A escandalosa História das Ideias Circulares

Era uma vez dois teólogos cabeças duras.

Amigos de seminário, Antônio dos Reis e Marcelo Antonione terminaram juntos o curso de teologia. Possuíam contudo inclinações opostas: um era adepto incondicional da total soberania de Deus - no fundo ele acreditava inconscientemente no destino - já o outro, fascinava-lhe a liberdade humana – haveria de haver uma escolha que só a ele cabia.

Apesar do extremismo refletido das visões de mundo das escolas teológicas que adotaram, ainda uma outra coisa lhes restava em comum, criam (por via das dúvidas) na máxima de São Vicente de Paula que rezava: confiar como se tudo dependesse de Deus e agir como se tudo dependesse do homem.

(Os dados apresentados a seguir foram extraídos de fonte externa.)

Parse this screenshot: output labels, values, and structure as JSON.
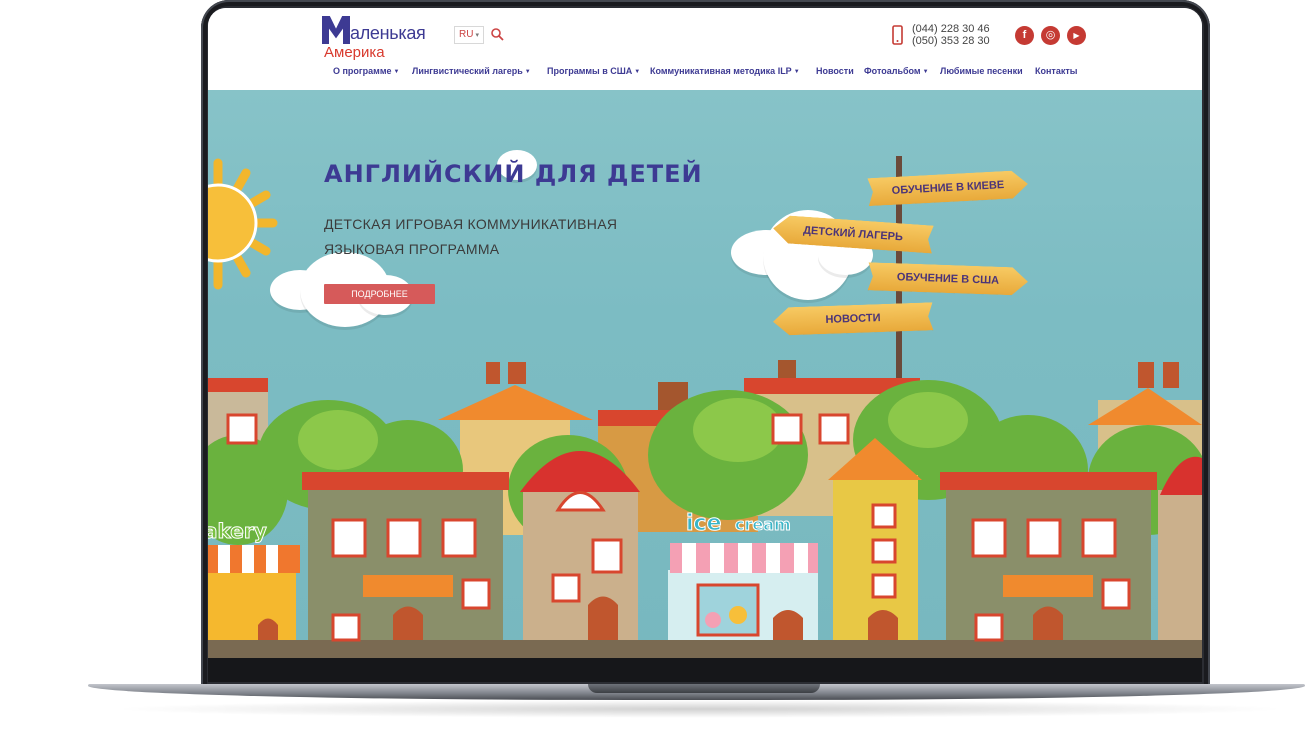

Aquela romântica amizade teve porém um triste fim, quando em posse dos diplomas começaram a disputar a mesma vaga – se por força do destino ou por escolhas próprias, não se sabe - em uma famosa igreja na mesma comarca, paróquia, região ou seja lá como se chama isso.

Cada um, sabendo da competência do colega e prevendo-se (ou não querendo-se) perdedor, resolveu entregar os pontos, seguir seu próprio caminho (ou destino) e partir em busca de maior ambição acadêmica, um mestrado no exterior.

Antônio, buscando incessantemente a vontade de Deus, e recebendo confirmação sobrenatural, incontestável e inquestionavelmente subjetiva da tal, partiu para os USA onde em algum lugar do Arkansas desenvolveu sua tese sobre “a Soberania de Deus num mundo pós-moderno”.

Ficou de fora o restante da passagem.